Bias and inaccuracy render artificial intelligence (AI) algorithmic criminal justice tools unsuitable for assessing risk when making decisions on whether to imprison people or release them, according to a report by experts in the field.
They warned that whlie prosecuting authorities in some US jurisdictions increasingly relied on this technology, it was more urgent that software engineers and designers exercised caution and humility.
Other jurisdictions could come under pressure to adopt the technology as part of efforts to reduce cost, they argued: “Lessons drawn from the US context have widespread applicability in other jurisdictions, too, as the international policymaking community considers the deployment of similar tools.”
Many contributors to the report  by the independent US-based Partnership on AI (PAI) – which has over 80 members, including AI, machine learning research, and ethics specialists – accepted that only individualised judicial hearings should inform decisions on detention to achieve just outcomes.
An “overwheling majority” agreed that “current risk assessment tools are not ready for decisions to incarcerate human beings”.
The report adds weight to recent findings  by a legal academic, who argued for transparency in AI, and a large-scale European study , which argued that a human-centred approach to AI development was vital to maintain public trust in the technology.
PAI recommended that developers of criminal justice risk assessment tools should adopt 10 minimum requirements that addressed issues such as technical accuracy, bias and validity, and the transparency and accountability of the systems in which life-changing decisions were made.
One expert, Andi Peng, AI resident at Microsoft Research, said: “As research continues to push forward the boundaries of what algorithmic decision systems are capable of, it is increasingly important that we develop guidelines for their safe, responsible, and fair use.”

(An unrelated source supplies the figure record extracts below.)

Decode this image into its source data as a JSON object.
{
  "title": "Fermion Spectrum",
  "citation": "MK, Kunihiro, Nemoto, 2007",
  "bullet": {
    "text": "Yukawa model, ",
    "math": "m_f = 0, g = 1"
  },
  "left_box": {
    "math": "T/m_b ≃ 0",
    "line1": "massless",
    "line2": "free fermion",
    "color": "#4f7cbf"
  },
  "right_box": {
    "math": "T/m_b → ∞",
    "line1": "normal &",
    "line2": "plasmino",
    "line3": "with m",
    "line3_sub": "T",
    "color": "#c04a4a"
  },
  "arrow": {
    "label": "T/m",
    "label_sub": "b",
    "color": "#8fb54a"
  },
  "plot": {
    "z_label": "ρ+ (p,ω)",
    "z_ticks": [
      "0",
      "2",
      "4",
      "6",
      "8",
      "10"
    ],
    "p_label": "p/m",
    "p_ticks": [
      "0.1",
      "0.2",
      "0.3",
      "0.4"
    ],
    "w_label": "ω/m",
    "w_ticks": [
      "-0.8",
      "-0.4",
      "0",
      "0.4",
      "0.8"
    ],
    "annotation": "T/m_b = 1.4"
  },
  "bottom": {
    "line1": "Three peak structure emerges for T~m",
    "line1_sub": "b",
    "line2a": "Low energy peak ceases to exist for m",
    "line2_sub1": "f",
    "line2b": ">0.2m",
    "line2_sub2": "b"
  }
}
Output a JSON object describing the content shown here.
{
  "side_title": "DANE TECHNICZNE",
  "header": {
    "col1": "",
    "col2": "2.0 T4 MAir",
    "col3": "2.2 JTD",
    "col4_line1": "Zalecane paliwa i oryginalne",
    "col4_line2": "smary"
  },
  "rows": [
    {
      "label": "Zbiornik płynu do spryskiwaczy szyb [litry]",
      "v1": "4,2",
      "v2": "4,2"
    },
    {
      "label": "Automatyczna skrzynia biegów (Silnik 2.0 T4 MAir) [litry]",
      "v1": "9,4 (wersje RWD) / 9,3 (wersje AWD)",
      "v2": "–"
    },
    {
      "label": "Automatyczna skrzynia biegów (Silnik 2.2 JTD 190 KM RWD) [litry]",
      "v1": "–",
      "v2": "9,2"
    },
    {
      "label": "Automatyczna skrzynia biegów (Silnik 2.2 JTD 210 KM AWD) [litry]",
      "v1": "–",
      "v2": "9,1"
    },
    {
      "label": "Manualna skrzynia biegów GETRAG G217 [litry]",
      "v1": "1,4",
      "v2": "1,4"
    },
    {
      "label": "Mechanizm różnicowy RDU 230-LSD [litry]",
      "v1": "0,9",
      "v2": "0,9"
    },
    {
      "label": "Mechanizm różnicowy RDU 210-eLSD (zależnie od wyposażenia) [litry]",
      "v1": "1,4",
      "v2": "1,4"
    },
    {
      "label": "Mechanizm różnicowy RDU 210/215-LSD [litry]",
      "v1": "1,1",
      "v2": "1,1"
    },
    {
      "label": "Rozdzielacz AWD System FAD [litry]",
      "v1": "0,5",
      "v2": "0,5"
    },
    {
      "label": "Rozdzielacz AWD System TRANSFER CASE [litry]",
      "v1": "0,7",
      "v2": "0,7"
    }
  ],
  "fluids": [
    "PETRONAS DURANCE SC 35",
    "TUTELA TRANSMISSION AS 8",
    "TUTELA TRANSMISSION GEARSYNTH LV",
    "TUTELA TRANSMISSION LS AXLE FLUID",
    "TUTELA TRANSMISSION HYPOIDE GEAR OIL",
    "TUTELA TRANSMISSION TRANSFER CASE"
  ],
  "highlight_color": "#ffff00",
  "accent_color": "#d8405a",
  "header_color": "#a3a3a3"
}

Another, Logan Koepke, senior policy analyst at Upturn, an organisation which “promotes equity and justice in the design, governance, and use of digital technology”, said: “This report… highlights, at a statistical and technical level, just how far we are from being ready to deploy these tools responsibly.
“To our knowledge, no single jurisdiction in the US is close to meeting the 10 minimum requirements for responsible deployment of risk assessment tools detailed here.”
The PAI report was prompted by a California Senate bill, which would mandate the use of statistical and machine learning risk assessment tools for pre-trial detention decisions.
It concluded: “PAI believes standard setting in this space is essential work for policymakers because of the enormous momentum that state and federal legislation have placed behind risk assessment procurement and deployment…
“For AI researchers, the task of foreseeing and mitigating unintended consequences and malicious uses has become one of the central problems of our field.
“Doing so requires a very cautious approach to the design and engineering of systems, as well as careful consideration of the ways that they will potentially fail and the harms that may occur as a result.
“Criminal justice is a domain where it is imperative to exercise maximal caution and humility in the deployment of statistical tools.”